President Trump has made clear on several occasions that judicial nominations are one of his top priorities. In terms of Appeal Courts, as of 15 September 2018, he has successfully appointed 26 Circuit Judges, with further 10 nominations pending before the Senate and another 3 positions awaiting his nomination (13 vacancies in total). Many commentators have been pointing out that President Trump might not only change the constitution of the US Supreme Court by appointing Judge Gorsuch (and most likely Judge Kavanaugh) to its bench, but also flip majorities of at least some Appeal Circuits. However, upon a closer examination, this seems rather unlikely, at least in President Trump’s first term in office.
The US Courts of Appeals are grouped in 11 Circuits in addition to the so called special DC Circuit. As of 15 September 2018, the 1st Circuit is the only one which has not had any vacancies since the last general election and as such it has a stable 4-2 Democratic majority. The 2nd Circuit has 3 vacancies but even if filled by President Trump, it will retain a Democratic majority of 7-6. The 3rd Circuit has 2 vacancies and it has already seen 1 judge appointed to its bench by President Trump in addition to 4 judges appointed by previous Republican Presidents so assuming President Trump fills those 2 empty seats, the Circuit will be evenly split 7-7 between the Republican and Democratic appointees. The 4th Circuit has also had 2 judges appointed to its bench by President Trump on top of 4 judges appointed by previous Republican Presidents but it retains a stable Democratic majority of 8-6. The 5th Circuit currently has 1 vacancy, 5 Trump appointees and 6 other Republican-appointed judges making its overwhelmingly Republican 12-5. The 6th Circuit is also overwhelmingly Republican with 4 Trump appointees on top of 7 other Republican-appointed judges adding up to a strong 11-5 Republican majority. The situation is similar in the 7th Circuit which has 4 Trump appointees in addition to other 5 judges appointed by previous Republican Presidents adding up to a stable 9-2 Republican majority. This is again seen in the 8th Circuit where President Trump has appointed 3 judges on top of 7 other Republican-appointed judges adding up to an overwhelming Republican majority of 10-1. The most liberal of all the Circuits, the famous 9th Circuit currently has 7 vacancies, 1 Trump appointee and another 5 Republican-appointed judges but even assuming all those vacancies are filled by President Trump, the Circuit will nevertheless retain a stable Democratic majority of 16-13. A stable Democratic majority of 7-5 will also hold in the 10th Circuit where President Trump has appointed 2 judges on top of another 3 appointed by previous Republican Presidents. The 11th Circuit is another Circuit which is evenly split 6-6 between the Democratic and Republican appointees after President Trump has appointed 3 judges in addition to another 3 Republican-appointed judges already on the bench. Finally, the DC Circuit consisting of 1 Trump appointee and 3 other Republican-appointed judges also retains a stable Democratic majority of 7-4.
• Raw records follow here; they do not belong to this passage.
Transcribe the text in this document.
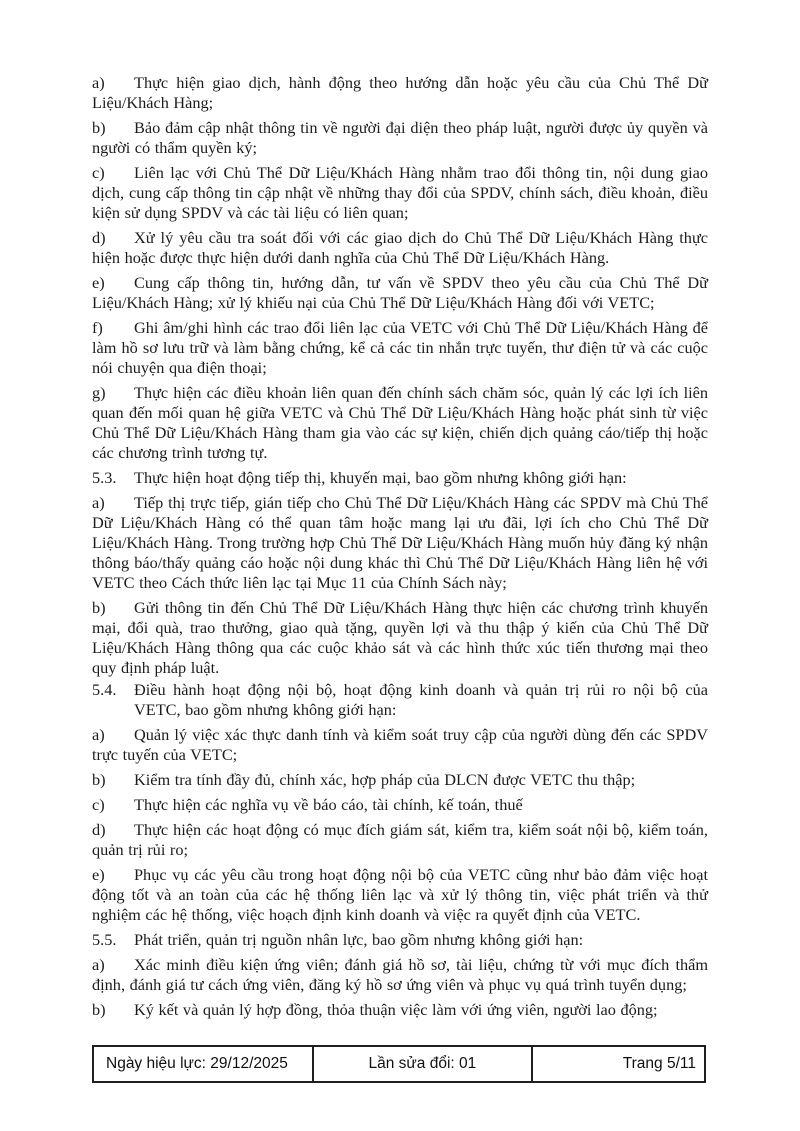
a) Thực hiện giao dịch, hành động theo hướng dẫn hoặc yêu cầu của Chủ Thể Dữ Liệu/Khách Hàng;

b) Bảo đảm cập nhật thông tin về người đại diện theo pháp luật, người được ủy quyền và người có thẩm quyền ký;

c) Liên lạc với Chủ Thể Dữ Liệu/Khách Hàng nhằm trao đổi thông tin, nội dung giao dịch, cung cấp thông tin cập nhật về những thay đổi của SPDV, chính sách, điều khoản, điều kiện sử dụng SPDV và các tài liệu có liên quan;

d) Xử lý yêu cầu tra soát đối với các giao dịch do Chủ Thể Dữ Liệu/Khách Hàng thực hiện hoặc được thực hiện dưới danh nghĩa của Chủ Thể Dữ Liệu/Khách Hàng.

e) Cung cấp thông tin, hướng dẫn, tư vấn về SPDV theo yêu cầu của Chủ Thể Dữ Liệu/Khách Hàng; xử lý khiếu nại của Chủ Thể Dữ Liệu/Khách Hàng đối với VETC;

f) Ghi âm/ghi hình các trao đổi liên lạc của VETC với Chủ Thể Dữ Liệu/Khách Hàng để làm hồ sơ lưu trữ và làm bằng chứng, kể cả các tin nhắn trực tuyến, thư điện tử và các cuộc nói chuyện qua điện thoại;

g) Thực hiện các điều khoản liên quan đến chính sách chăm sóc, quản lý các lợi ích liên quan đến mối quan hệ giữa VETC và Chủ Thể Dữ Liệu/Khách Hàng hoặc phát sinh từ việc Chủ Thể Dữ Liệu/Khách Hàng tham gia vào các sự kiện, chiến dịch quảng cáo/tiếp thị hoặc các chương trình tương tự.

5.3. Thực hiện hoạt động tiếp thị, khuyến mại, bao gồm nhưng không giới hạn:

a) Tiếp thị trực tiếp, gián tiếp cho Chủ Thể Dữ Liệu/Khách Hàng các SPDV mà Chủ Thể Dữ Liệu/Khách Hàng có thể quan tâm hoặc mang lại ưu đãi, lợi ích cho Chủ Thể Dữ Liệu/Khách Hàng. Trong trường hợp Chủ Thể Dữ Liệu/Khách Hàng muốn hủy đăng ký nhận thông báo/thấy quảng cáo hoặc nội dung khác thì Chủ Thể Dữ Liệu/Khách Hàng liên hệ với VETC theo Cách thức liên lạc tại Mục 11 của Chính Sách này;

b) Gửi thông tin đến Chủ Thể Dữ Liệu/Khách Hàng thực hiện các chương trình khuyến mại, đổi quà, trao thưởng, giao quà tặng, quyền lợi và thu thập ý kiến của Chủ Thể Dữ Liệu/Khách Hàng thông qua các cuộc khảo sát và các hình thức xúc tiến thương mại theo quy định pháp luật.

5.4. Điều hành hoạt động nội bộ, hoạt động kinh doanh và quản trị rủi ro nội bộ của VETC, bao gồm nhưng không giới hạn:

a) Quản lý việc xác thực danh tính và kiểm soát truy cập của người dùng đến các SPDV trực tuyến của VETC;

b) Kiểm tra tính đầy đủ, chính xác, hợp pháp của DLCN được VETC thu thập;

c) Thực hiện các nghĩa vụ về báo cáo, tài chính, kế toán, thuế

d) Thực hiện các hoạt động có mục đích giám sát, kiểm tra, kiểm soát nội bộ, kiểm toán, quản trị rủi ro;

e) Phục vụ các yêu cầu trong hoạt động nội bộ của VETC cũng như bảo đảm việc hoạt động tốt và an toàn của các hệ thống liên lạc và xử lý thông tin, việc phát triển và thử nghiệm các hệ thống, việc hoạch định kinh doanh và việc ra quyết định của VETC.

5.5. Phát triển, quản trị nguồn nhân lực, bao gồm nhưng không giới hạn:

a) Xác minh điều kiện ứng viên; đánh giá hồ sơ, tài liệu, chứng từ với mục đích thẩm định, đánh giá tư cách ứng viên, đăng ký hồ sơ ứng viên và phục vụ quá trình tuyển dụng;

b) Ký kết và quản lý hợp đồng, thỏa thuận việc làm với ứng viên, người lao động;

Ngày hiệu lực: 29/12/2025	Lần sửa đổi: 01	Trang 5/11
Given the structure of vacancies inherited by President Trump, it is unlikely that his appointments will be able to flip any Appeal Circuit. As of 15 September 2018, despite any appointments made so far, and any other likely to be made in President Trump’s first term, Democratic-appointed judges hold majorities in 6 Circuits (1st, 2nd, 4th, 9th, 10th and the DC Circuit) and Republican-appointed judges hold majorities in 4 Circuits (5th, 6th, 7th and 8th). The only difference made by President Trump’s appointments to the Appeal Courts could be observed in the 3rd and 11th Circuits which moved from stable Democratic majorities to being evenly split. In any event, with the appointment of Judge Gorsuch and the likely appointment of Judge Kavanaugh to the US Supreme Court, it is not the Appeal Courts where President Trump intends to make his judicial legacy most visible.